"I am a woman who can support her own opinions. Joe Strangeways, I'm in two minds whether to give you a sound thrashing or not."
Strangeways became limp. His mind was not quick of movement, and this reversal of a natural law dazed his perceptions; the gaunt figure seemed to tower above him in a way that was uncanny—even terrifying.
"I will let you go this time, for your wife's sake," went on the old lady, with grim pleasantry. "I will give you another chance; but, mark my words—if you touch the next bottle of port I bring, you will have to account to me for it."
Away she strode through the heather with that, and left the man agape with wonder.
"Begow," he muttered, "she's a limb of the devil, yon, an' proper." By the time he gained Peewit House he had realized fully that he had been beaten by a woman, and a consuming hatred took him by the throat. "I'll be even wi' her yet—by God, I will!" he cried, as he stamped into the kitchen. But he left all succeeding bottles of port severely alone.
Kate Strangeways got a little better when the summer came; but it was utter loss of heart from which she was suffering, and there are few cures for that complaint. Joe had been gentler in his treatment of her since the interview with Mrs. Lomax, for the old lady was in and out of the house a great deal, and a superstitious awe of her was gaining on Strangeways; the more he thought of her appearance on that memorable evening, the more was he disposed to accredit her with Satanic powers—and Joe, for all his bluster, was sorely afraid of the devil.
They were cutting the aftermath in the upland meadows, and the heather was losing its purple, when Mrs. Lomax's son came home to Marshcotes. Griff Lomax had made his way in the world by this time, as the hill-men are bound to do, once they can persuade themselves to seek the valleys. He had painted a score of pictures that had brought him popularity, and two which had earned him something more: kindly elders, whose opinions had not hardened into the grooves of their own little techniques, said great things of his future, and regarded even present performances with an instinctive laying-by of critical acumen; devoted youngsters, who kicked at the graver and loved the lighter paintings, urged him to bid for the Academy and creep into the easy-chairs reserved for Society pets. And these same easy-chairs had shown an alluring softness for awhile. After the rough-and-tumble fellowship of moor gales, there was a plausible imitation of comfort to Griff in the tinkle of dainty tea-cups, the scent of delicate draperies, the mincing mock-profundity of clever young men and women who pelted their deepest passions with the mud of paradoxical phrasing.
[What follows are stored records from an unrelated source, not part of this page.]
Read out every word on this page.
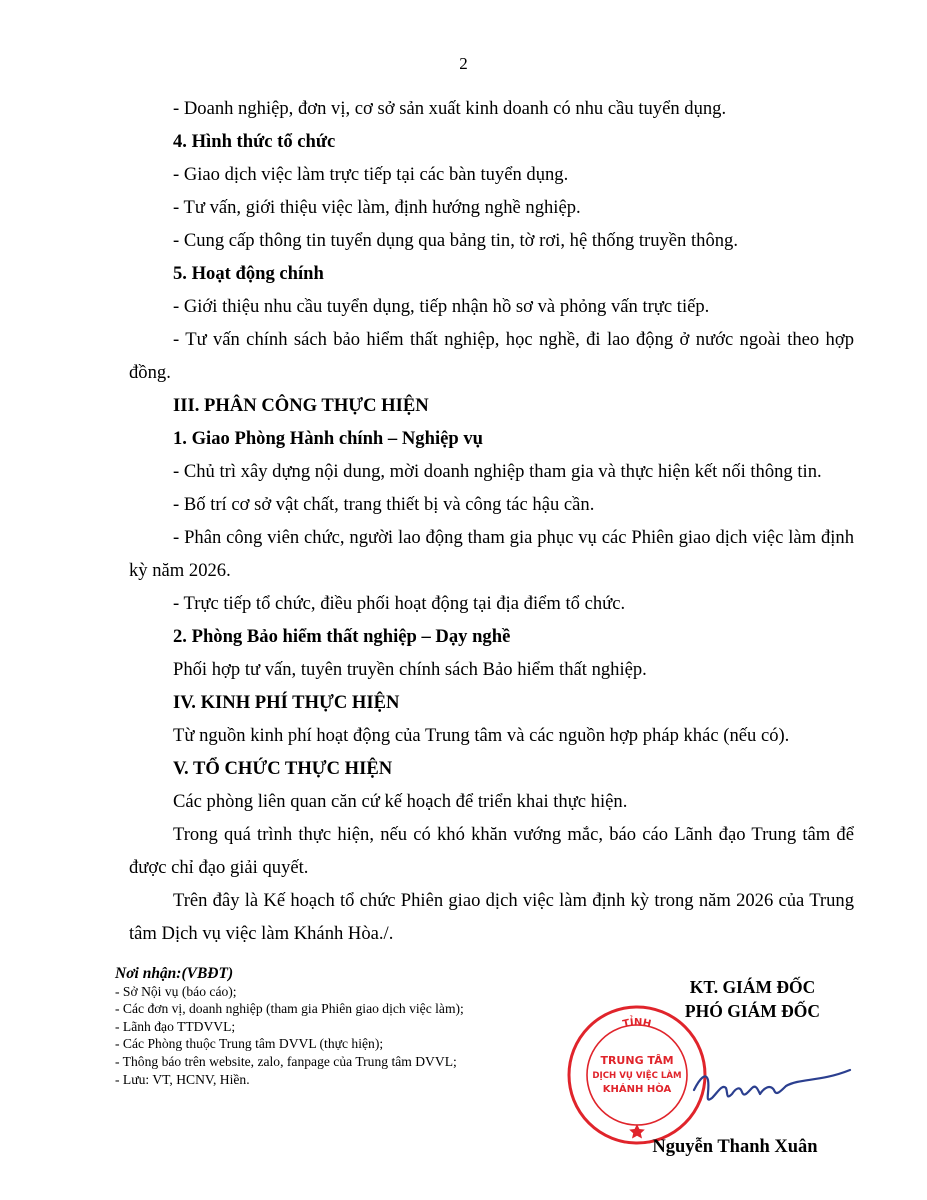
2

- Doanh nghiệp, đơn vị, cơ sở sản xuất kinh doanh có nhu cầu tuyển dụng.

4. Hình thức tổ chức

- Giao dịch việc làm trực tiếp tại các bàn tuyển dụng.

- Tư vấn, giới thiệu việc làm, định hướng nghề nghiệp.

- Cung cấp thông tin tuyển dụng qua bảng tin, tờ rơi, hệ thống truyền thông.

5. Hoạt động chính

- Giới thiệu nhu cầu tuyển dụng, tiếp nhận hồ sơ và phỏng vấn trực tiếp.

- Tư vấn chính sách bảo hiểm thất nghiệp, học nghề, đi lao động ở nước ngoài theo hợp đồng.

III. PHÂN CÔNG THỰC HIỆN

1. Giao Phòng Hành chính – Nghiệp vụ

- Chủ trì xây dựng nội dung, mời doanh nghiệp tham gia và thực hiện kết nối thông tin.

- Bố trí cơ sở vật chất, trang thiết bị và công tác hậu cần.

- Phân công viên chức, người lao động tham gia phục vụ các Phiên giao dịch việc làm định kỳ năm 2026.

- Trực tiếp tổ chức, điều phối hoạt động tại địa điểm tổ chức.

2. Phòng Bảo hiểm thất nghiệp – Dạy nghề

Phối hợp tư vấn, tuyên truyền chính sách Bảo hiểm thất nghiệp.

IV. KINH PHÍ THỰC HIỆN

Từ nguồn kinh phí hoạt động của Trung tâm và các nguồn hợp pháp khác (nếu có).

V. TỔ CHỨC THỰC HIỆN

Các phòng liên quan căn cứ kế hoạch để triển khai thực hiện.

Trong quá trình thực hiện, nếu có khó khăn vướng mắc, báo cáo Lãnh đạo Trung tâm để được chỉ đạo giải quyết.

Trên đây là Kế hoạch tổ chức Phiên giao dịch việc làm định kỳ trong năm 2026 của Trung tâm Dịch vụ việc làm Khánh Hòa./.

Nơi nhận:(VBĐT)
- Sở Nội vụ (báo cáo);
- Các đơn vị, doanh nghiệp (tham gia Phiên giao dịch việc làm);
- Lãnh đạo TTDVVL;
- Các Phòng thuộc Trung tâm DVVL (thực hiện);
- Thông báo trên website, zalo, fanpage của Trung tâm DVVL;
- Lưu: VT, HCNV, Hiền.
KT. GIÁM ĐỐC
PHÓ GIÁM ĐỐC
TỈNH
TRUNG TÂM
DỊCH VỤ VIỆC LÀM
KHÁNH HÒA
Nguyễn Thanh Xuân
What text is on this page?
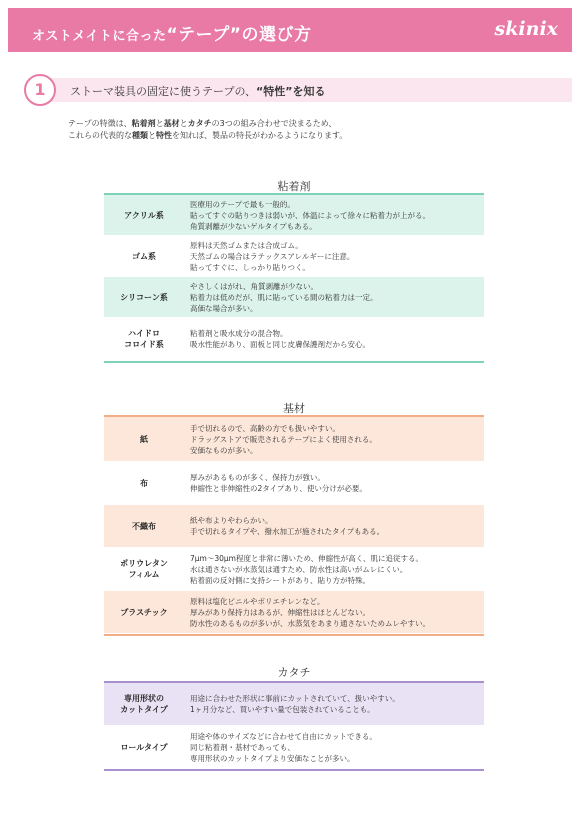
オストメイトに合った“テープ”の選び方	skinix
1	ストーマ装具の固定に使うテープの、“特性”を知る
テープの特徴は、粘着剤と基材とカタチの3つの組み合わせで決まるため、
これらの代表的な種類と特性を知れば、製品の特長がわかるようになります。
粘着剤
アクリル系
医療用のテープで最も一般的。
貼ってすぐの貼りつきは弱いが、体温によって徐々に粘着力が上がる。
角質剥離が少ないゲルタイプもある。
ゴム系
原料は天然ゴムまたは合成ゴム。
天然ゴムの場合はラテックスアレルギーに注意。
貼ってすぐに、しっかり貼りつく。
シリコーン系
やさしくはがれ、角質剥離が少ない。
粘着力は低めだが、肌に貼っている間の粘着力は一定。
高価な場合が多い。
ハイドロ
コロイド系
粘着剤と吸水成分の混合物。
吸水性能があり、面板と同じ皮膚保護剤だから安心。
基材
紙
手で切れるので、高齢の方でも扱いやすい。
ドラッグストアで販売されるテープによく使用される。
安価なものが多い。
布
厚みがあるものが多く、保持力が強い。
伸縮性と非伸縮性の2タイプあり、使い分けが必要。
不織布
紙や布よりやわらかい。
手で切れるタイプや、撥水加工が施されたタイプもある。
ポリウレタン
フィルム
7μm〜30μm程度と非常に薄いため、伸縮性が高く、肌に追従する。
水は通さないが水蒸気は通すため、防水性は高いがムレにくい。
粘着面の反対側に支持シートがあり、貼り方が特殊。
プラスチック
原料は塩化ビニルやポリエチレンなど。
厚みがあり保持力はあるが、伸縮性はほとんどない。
防水性のあるものが多いが、水蒸気をあまり通さないためムレやすい。
カタチ
専用形状の
カットタイプ
用途に合わせた形状に事前にカットされていて、扱いやすい。
1ヶ月分など、買いやすい量で包装されていることも。
ロールタイプ
用途や体のサイズなどに合わせて自由にカットできる。
同じ粘着剤・基材であっても、
専用形状のカットタイプより安価なことが多い。
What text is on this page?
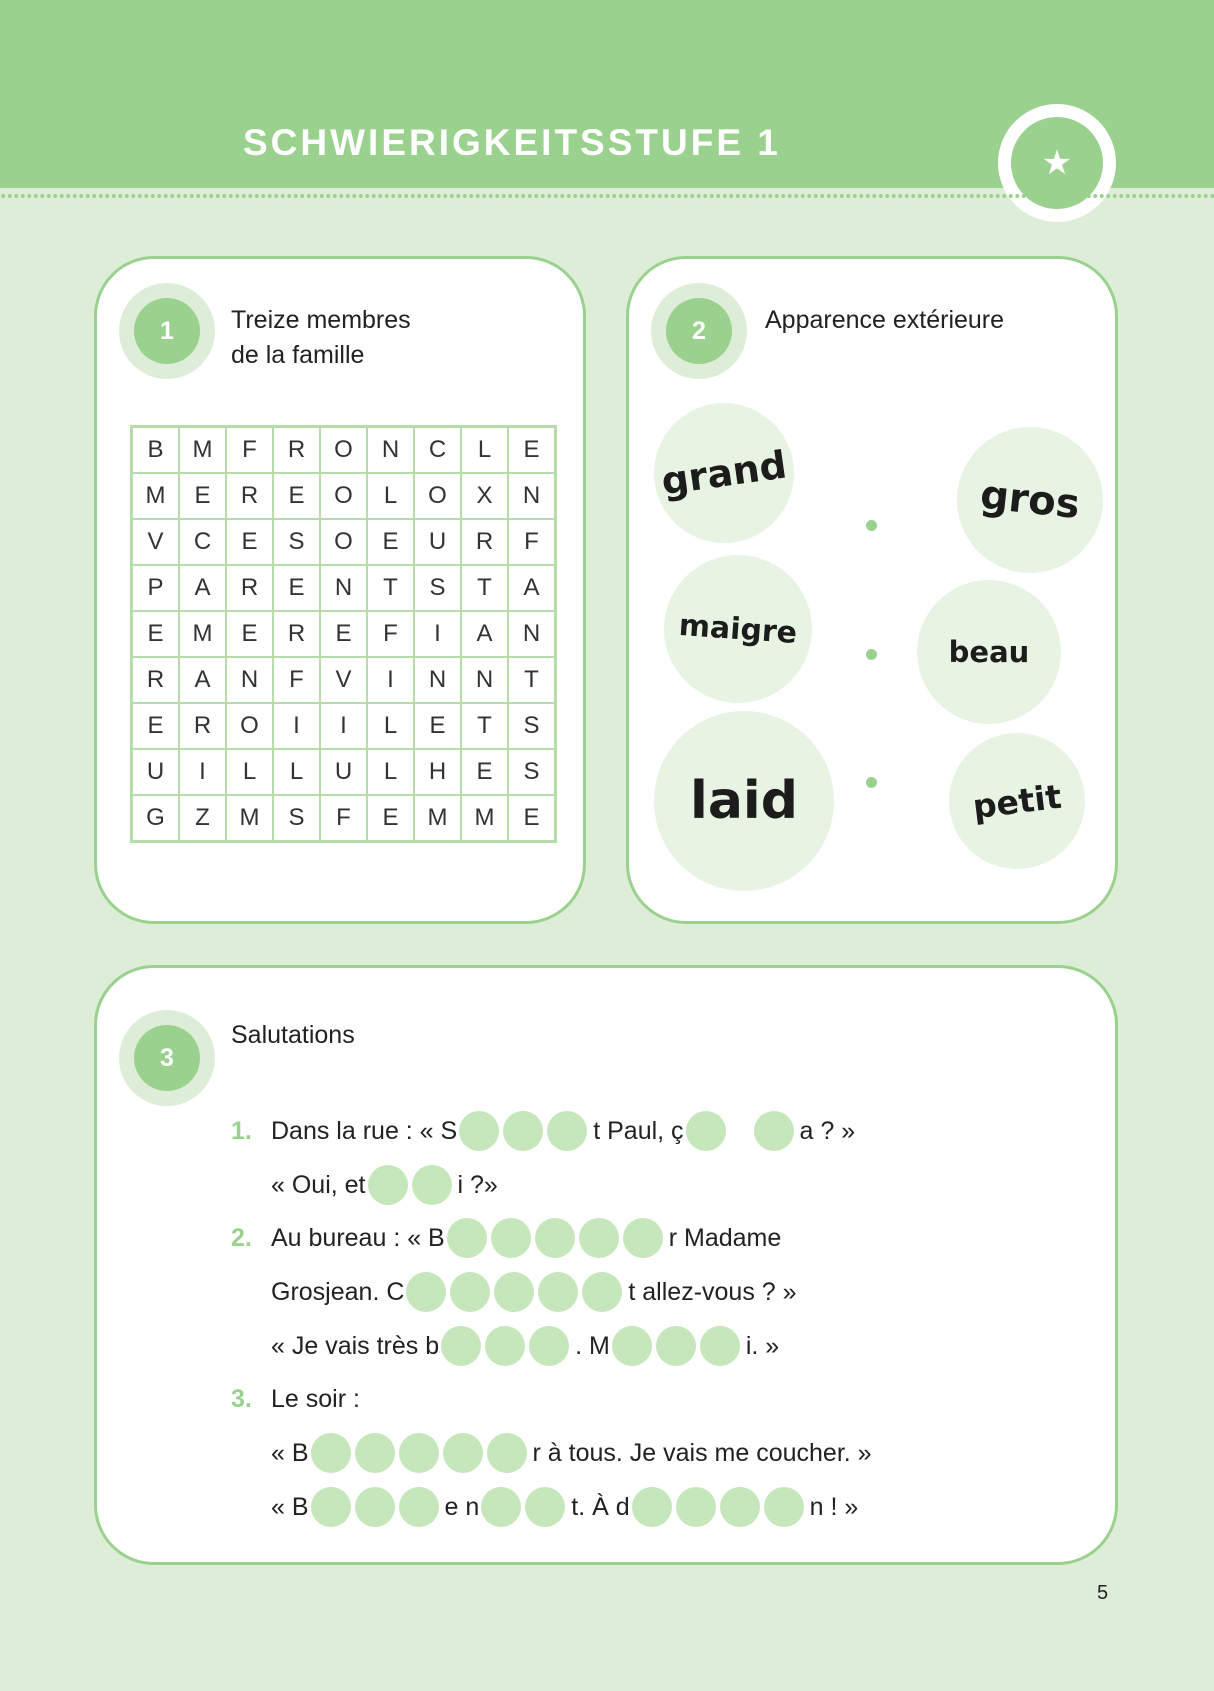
SCHWIERIGKEITSSTUFE 1	★
1	Treize membres
de la famille
B	M	F	R	O	N	C	L	E
M	E	R	E	O	L	O	X	N
V	C	E	S	O	E	U	R	F
P	A	R	E	N	T	S	T	A
E	M	E	R	E	F	I	A	N
R	A	N	F	V	I	N	N	T
E	R	O	I	I	L	E	T	S
U	I	L	L	U	L	H	E	S
G	Z	M	S	F	E	M	M	E
2	Apparence extérieure
grand
maigre
laid
gros
beau
petit
3
Salutations
1. Dans la rue : « S	t Paul, ç	a ? »
« Oui, et	i ?»
2. Au bureau : « B	r Madame
Grosjean. C	t allez-vous ? »
« Je vais très b	. M	i. »
3. Le soir :
« B	r à tous. Je vais me coucher. »
« B	e n	t. À d	n ! »
5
It was ten years now since he had set off for London, with a portfolio of crude moor sketches in his bag, and in his heart a measureless yearning to conquer something. What the something was, he neither knew nor cared to realize; perhaps he would win fame, perhaps love, or the gold that spelt "power"—but, whatever direction his more settled desires might take, he meant to conquer. The glare of the city-bound life, the eager running to and fro in a laden atmosphere, the desperate, thin-lipped eagerness to shut down a trap-door on all that made for dignity, or purpose, or enthusiasm—these things had dazzled him for awhile; he had learned the strange tongue with a quickness native to him, and he told himself from time to time that the wider life had opened before him.
But deep under all this there was a still, small voice that would insist on a hearing now and then; it was a voice more powerful than conscience—the voice of an instinct—and it cursed him for a fool when he babbled of the wider life. For five hundred years the Lomaxes, generation after generation, had grown to manhood with the taste of the peat in their mouths, and the quickening heath-winds in their vein; his London folly was the folly of those who build their houses on the lava of a sleeping volcano, and think themselves secure. It was this underlying sense of honesty that roused Lomax, from time to time, to endeavours which were worthy of him; that made him expose rough edges, sudden elemental passions, to the startled gaze of the friends who thought they knew him.
There was a little hothouse woman, named Sybil Ogilvie, who had chained him with silk, and who enjoyed what was to her merely a prudent flirtation with the tremulous zest of one who is teaching a half-tamed bear to dance. To Lomax the affair was not a flirtation—and, if it were not love, it hurt him just as much as if it had been. Mrs. Ogilvie had a talent for drawing out all that was paltry in a man, and a genius for making him believe that she had touched his strongest passions.